Akutes Koronarsyndrom
Auch „kleine“ Herzinfarkte werden mit dem Herzkatheter behandelt
fzm – Die Zahl der Menschen, die sich einer Herzkatheterbehandlung
unterziehen, hat sich in den letzten Jahren vergrößert. Der Grund: Die
Behandlung wird immer häufiger bei Menschen mit kleineren Infarkten
oder drohendem Herzinfarkt durchgeführt. Alle drei Formen werden
deshalb unter einem neuen Begriff zusammen gefasst: „Akutes
Koronarsyndrom“. Nach der englischen Bezeichnung „acute coronary
syndrom“ wird es auch als ACS abgekürzt. Der Herzinfarkt ist die
Extremvariante des ACS und im Elektrokardiogramm (EKG) anhand einer
veränderten Kurvenform, der ST-Hebung, erkennbar. Ausgelöst wird der
klassische Herzinfarkt durch ein Gerinnsel, welches eine
Herzkranzarterie vollständig verlegt. Weil kein Blut mehr fließt,
drohen große Abschnitte des Herzmuskels abzusterben. Um dies zu
verhindern, muss die Herzkranzarterie möglichst schnell wieder geöffnet
werden. Dies ist mit Gerinnsel auflösenden Medikamente (Thrombolyse)

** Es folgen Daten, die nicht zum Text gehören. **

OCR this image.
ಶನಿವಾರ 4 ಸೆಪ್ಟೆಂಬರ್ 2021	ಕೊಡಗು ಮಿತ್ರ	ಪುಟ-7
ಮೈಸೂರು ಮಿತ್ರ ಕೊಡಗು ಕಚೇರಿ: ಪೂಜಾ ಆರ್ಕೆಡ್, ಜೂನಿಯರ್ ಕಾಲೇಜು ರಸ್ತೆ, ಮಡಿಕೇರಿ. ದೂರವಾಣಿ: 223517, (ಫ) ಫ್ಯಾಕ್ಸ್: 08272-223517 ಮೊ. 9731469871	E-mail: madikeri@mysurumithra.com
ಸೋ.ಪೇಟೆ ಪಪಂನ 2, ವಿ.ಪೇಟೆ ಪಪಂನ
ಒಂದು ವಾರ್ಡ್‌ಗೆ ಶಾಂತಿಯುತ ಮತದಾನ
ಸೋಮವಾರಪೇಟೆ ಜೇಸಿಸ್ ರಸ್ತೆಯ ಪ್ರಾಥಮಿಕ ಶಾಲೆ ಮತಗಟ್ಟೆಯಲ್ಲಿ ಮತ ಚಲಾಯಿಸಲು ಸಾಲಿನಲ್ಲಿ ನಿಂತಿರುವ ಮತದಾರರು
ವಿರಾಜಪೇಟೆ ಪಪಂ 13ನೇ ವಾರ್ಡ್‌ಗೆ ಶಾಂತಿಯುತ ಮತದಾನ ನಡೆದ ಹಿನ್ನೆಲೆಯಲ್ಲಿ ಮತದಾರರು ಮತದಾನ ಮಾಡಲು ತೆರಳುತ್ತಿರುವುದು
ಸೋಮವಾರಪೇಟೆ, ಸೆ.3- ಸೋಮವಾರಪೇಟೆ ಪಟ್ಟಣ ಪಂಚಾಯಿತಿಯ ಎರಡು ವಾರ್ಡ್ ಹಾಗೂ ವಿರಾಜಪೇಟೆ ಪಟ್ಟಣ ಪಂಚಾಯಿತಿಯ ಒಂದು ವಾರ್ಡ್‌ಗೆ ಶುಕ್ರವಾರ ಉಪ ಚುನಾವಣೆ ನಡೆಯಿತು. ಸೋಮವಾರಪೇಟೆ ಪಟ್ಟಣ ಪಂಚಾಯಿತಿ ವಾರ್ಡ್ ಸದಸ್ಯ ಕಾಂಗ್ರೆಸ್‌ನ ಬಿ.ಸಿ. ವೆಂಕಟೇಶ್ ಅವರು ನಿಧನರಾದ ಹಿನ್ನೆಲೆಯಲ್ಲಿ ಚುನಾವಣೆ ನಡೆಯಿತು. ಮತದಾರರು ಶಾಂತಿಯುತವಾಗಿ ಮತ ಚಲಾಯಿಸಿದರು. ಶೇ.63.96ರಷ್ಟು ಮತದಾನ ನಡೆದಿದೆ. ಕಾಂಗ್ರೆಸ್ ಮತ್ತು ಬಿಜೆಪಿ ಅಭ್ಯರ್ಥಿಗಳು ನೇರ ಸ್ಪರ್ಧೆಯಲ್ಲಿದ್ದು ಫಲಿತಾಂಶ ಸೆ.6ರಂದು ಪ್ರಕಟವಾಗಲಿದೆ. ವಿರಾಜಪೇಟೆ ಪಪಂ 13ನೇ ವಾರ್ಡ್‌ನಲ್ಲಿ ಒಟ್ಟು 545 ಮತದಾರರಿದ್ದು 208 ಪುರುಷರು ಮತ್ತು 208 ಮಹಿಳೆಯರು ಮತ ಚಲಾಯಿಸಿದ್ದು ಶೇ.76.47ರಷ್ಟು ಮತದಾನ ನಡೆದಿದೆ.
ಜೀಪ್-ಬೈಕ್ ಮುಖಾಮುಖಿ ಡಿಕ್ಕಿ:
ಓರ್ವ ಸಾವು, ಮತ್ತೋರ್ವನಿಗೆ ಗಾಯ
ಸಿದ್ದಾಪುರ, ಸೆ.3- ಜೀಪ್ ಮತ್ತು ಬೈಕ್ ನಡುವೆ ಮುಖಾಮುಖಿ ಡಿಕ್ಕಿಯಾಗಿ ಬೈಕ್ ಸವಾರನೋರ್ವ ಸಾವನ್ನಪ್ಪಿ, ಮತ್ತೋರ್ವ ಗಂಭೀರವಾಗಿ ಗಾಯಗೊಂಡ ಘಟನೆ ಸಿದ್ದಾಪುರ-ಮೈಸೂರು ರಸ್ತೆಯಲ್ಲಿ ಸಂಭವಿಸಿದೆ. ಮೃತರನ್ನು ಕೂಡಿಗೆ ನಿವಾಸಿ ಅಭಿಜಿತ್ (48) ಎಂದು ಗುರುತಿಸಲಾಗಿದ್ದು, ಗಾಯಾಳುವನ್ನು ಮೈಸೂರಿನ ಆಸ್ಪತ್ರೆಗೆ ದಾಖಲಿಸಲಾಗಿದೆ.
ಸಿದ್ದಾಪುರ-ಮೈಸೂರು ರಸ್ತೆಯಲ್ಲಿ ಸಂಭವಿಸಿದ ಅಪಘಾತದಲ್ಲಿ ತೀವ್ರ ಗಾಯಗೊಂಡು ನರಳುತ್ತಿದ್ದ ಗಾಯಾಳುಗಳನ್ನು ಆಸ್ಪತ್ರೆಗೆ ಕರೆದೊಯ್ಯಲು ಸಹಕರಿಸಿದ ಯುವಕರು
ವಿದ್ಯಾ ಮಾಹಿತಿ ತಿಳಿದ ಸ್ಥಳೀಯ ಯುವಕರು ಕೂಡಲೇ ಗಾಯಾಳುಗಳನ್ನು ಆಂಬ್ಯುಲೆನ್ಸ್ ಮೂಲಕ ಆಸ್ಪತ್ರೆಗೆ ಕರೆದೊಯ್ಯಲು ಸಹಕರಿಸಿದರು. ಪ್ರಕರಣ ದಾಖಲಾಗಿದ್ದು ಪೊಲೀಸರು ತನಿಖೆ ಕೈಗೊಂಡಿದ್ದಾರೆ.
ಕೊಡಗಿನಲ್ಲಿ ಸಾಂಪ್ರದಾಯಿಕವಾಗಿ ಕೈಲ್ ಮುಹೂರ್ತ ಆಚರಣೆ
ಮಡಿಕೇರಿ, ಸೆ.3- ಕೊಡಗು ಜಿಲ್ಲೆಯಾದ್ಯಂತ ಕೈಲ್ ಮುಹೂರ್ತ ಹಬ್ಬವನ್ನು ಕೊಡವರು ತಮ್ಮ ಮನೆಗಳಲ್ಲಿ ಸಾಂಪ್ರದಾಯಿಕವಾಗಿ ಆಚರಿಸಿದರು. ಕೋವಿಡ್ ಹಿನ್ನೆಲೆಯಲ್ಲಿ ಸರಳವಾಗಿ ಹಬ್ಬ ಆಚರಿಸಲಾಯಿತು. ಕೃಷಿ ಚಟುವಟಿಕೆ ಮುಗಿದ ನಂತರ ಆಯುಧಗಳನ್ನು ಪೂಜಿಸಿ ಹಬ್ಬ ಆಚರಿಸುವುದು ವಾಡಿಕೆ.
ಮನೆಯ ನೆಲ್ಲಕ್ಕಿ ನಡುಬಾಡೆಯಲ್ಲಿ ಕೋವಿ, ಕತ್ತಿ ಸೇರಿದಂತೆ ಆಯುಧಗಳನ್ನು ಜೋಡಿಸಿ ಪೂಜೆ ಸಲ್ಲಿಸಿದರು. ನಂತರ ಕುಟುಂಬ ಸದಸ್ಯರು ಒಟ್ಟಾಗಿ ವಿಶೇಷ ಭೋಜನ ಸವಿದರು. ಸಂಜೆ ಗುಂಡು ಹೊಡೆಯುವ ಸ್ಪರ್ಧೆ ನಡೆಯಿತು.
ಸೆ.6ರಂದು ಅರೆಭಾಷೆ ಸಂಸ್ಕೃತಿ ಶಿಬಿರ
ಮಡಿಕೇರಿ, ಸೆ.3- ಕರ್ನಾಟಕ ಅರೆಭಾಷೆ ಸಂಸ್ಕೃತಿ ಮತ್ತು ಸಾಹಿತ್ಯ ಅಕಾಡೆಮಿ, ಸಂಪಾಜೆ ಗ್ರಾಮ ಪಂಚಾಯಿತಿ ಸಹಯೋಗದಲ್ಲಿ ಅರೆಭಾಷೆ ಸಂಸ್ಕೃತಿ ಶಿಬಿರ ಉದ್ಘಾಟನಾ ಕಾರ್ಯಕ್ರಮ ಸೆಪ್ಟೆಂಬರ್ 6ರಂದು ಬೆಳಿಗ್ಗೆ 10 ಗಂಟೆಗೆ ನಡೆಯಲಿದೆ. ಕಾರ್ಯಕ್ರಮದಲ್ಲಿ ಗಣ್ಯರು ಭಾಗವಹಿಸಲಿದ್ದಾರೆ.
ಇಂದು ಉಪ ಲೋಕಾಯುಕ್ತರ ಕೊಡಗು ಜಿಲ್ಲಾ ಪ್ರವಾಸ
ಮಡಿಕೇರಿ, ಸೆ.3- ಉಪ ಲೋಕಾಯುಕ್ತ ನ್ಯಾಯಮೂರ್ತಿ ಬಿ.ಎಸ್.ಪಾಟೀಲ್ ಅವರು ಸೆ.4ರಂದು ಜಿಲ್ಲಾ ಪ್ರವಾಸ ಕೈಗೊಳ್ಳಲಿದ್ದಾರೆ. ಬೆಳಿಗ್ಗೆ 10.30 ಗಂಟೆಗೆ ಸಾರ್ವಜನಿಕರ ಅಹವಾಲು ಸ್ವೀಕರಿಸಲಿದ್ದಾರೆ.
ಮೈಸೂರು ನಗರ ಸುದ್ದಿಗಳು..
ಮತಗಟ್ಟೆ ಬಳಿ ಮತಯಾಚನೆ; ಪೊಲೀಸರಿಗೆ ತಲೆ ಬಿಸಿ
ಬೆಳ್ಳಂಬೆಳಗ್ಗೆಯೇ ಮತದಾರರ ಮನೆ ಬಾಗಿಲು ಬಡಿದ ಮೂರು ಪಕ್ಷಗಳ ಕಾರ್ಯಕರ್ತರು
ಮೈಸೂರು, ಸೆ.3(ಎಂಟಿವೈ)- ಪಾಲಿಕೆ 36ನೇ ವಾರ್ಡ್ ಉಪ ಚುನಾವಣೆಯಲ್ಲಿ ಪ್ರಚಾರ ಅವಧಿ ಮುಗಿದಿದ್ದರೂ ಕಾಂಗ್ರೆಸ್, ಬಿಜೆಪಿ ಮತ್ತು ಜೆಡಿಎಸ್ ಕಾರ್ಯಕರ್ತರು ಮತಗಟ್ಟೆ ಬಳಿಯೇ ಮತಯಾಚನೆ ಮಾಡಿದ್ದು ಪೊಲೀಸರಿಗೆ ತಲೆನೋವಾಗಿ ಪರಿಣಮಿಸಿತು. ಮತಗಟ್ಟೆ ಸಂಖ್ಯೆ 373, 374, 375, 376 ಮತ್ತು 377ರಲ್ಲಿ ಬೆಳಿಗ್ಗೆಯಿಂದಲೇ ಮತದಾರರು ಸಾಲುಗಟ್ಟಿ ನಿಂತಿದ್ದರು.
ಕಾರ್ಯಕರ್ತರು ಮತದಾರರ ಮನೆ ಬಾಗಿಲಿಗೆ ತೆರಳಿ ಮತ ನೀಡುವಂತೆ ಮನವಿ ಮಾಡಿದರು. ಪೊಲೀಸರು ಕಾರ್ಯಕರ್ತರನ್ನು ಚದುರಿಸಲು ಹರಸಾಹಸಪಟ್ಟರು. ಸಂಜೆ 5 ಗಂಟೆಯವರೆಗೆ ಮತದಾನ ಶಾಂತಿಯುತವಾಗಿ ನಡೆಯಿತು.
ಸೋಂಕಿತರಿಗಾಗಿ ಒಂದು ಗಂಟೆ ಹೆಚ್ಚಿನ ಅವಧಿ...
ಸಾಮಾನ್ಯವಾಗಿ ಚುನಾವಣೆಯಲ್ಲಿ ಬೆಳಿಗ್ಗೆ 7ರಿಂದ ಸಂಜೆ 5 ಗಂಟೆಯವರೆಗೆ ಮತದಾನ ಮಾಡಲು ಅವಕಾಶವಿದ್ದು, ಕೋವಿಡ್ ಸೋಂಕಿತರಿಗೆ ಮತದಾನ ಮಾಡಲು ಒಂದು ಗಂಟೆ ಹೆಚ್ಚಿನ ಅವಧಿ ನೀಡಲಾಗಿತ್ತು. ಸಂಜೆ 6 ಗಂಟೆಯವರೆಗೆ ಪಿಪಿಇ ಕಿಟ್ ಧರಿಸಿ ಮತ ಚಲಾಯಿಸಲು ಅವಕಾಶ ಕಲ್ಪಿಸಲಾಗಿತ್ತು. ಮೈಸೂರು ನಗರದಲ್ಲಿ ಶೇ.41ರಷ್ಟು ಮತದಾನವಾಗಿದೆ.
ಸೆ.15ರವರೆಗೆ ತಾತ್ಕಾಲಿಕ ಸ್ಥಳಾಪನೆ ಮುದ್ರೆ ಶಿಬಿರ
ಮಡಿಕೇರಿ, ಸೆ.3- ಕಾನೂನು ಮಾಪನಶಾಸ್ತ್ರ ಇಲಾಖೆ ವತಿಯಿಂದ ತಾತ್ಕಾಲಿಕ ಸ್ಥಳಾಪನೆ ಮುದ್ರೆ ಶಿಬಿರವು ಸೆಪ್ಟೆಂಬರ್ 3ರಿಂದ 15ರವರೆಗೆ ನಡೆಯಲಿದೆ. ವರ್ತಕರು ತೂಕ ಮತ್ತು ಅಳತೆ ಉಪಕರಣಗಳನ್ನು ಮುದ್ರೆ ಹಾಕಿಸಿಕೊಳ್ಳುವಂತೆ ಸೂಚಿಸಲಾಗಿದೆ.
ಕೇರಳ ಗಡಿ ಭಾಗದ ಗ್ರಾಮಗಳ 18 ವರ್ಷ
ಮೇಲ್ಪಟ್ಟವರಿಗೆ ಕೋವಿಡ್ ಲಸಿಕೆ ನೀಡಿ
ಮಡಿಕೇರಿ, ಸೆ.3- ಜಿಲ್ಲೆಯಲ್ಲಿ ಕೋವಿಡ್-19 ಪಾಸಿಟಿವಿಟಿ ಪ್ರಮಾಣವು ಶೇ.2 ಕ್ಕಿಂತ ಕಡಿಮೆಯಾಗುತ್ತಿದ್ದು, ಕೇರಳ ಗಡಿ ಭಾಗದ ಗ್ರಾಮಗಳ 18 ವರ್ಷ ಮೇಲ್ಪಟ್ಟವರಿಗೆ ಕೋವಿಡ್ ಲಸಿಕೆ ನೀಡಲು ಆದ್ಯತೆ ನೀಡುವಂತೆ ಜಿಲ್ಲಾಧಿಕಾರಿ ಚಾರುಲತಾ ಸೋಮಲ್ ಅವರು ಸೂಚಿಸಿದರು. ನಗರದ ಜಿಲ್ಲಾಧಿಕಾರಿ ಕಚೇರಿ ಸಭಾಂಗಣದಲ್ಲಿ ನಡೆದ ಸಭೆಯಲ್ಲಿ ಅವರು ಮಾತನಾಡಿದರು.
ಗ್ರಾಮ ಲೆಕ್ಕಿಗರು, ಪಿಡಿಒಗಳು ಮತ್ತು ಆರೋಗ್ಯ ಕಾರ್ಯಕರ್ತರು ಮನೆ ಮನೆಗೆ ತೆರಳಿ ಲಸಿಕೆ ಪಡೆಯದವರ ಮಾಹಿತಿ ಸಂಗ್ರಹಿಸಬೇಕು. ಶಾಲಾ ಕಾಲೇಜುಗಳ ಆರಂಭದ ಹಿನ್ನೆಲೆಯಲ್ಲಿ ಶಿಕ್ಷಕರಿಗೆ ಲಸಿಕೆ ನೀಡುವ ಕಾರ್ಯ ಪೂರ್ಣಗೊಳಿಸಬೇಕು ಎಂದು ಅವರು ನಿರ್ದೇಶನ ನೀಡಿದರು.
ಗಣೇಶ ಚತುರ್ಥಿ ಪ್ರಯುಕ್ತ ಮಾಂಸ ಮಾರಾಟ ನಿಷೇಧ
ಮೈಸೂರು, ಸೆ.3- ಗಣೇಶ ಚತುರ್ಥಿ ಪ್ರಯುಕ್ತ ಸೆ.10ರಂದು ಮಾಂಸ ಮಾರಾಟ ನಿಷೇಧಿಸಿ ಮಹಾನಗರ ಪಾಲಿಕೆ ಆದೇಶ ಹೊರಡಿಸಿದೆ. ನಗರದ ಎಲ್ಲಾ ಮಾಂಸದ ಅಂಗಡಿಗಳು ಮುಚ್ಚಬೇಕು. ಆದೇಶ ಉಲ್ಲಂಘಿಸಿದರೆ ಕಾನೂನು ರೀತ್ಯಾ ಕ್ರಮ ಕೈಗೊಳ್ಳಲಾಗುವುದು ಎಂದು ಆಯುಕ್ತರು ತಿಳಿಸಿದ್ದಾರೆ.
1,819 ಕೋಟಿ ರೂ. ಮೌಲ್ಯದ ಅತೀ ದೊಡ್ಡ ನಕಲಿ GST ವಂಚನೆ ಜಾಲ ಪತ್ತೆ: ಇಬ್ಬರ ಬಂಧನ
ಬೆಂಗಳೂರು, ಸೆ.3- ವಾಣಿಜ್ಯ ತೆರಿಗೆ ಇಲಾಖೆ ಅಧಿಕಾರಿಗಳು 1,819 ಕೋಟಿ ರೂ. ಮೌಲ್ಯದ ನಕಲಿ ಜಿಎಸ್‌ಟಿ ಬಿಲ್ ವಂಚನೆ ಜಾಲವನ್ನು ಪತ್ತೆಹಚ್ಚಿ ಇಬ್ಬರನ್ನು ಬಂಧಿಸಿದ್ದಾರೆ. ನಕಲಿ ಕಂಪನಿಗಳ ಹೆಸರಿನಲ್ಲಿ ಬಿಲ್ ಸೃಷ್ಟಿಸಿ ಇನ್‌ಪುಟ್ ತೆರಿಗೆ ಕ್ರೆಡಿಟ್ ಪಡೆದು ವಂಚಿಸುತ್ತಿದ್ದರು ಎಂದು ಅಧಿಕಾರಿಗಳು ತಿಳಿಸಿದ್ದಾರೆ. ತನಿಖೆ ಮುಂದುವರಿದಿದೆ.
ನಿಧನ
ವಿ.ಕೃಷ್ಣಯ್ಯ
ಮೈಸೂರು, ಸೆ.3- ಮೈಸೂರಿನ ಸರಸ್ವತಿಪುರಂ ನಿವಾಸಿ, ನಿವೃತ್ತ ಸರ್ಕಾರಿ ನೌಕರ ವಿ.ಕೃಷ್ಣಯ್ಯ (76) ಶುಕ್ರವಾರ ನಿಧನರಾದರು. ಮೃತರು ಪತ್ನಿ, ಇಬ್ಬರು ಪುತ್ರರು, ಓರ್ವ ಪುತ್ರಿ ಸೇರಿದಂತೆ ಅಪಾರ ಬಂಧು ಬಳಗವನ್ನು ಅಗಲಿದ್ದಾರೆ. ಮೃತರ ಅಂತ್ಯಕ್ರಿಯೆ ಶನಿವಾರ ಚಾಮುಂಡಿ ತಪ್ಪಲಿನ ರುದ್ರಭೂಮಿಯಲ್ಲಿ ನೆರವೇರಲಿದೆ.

möglich oder aber durch einen Herzkatheter. Bei dieser Behandlung wird
das Gefäß mechanisch gedehnt („Angioplastie“) und häufig durch einen
sich selbst entfaltendes Maschendrahtröhrchen („Stent“) offen gehalten.
Die
Angioplastie setzt sich beim Herzinfarkt immer mehr durch. Seit
Neuestem wird sie auch bei der zweiten Form des ACS vorgezogen, wie Dr.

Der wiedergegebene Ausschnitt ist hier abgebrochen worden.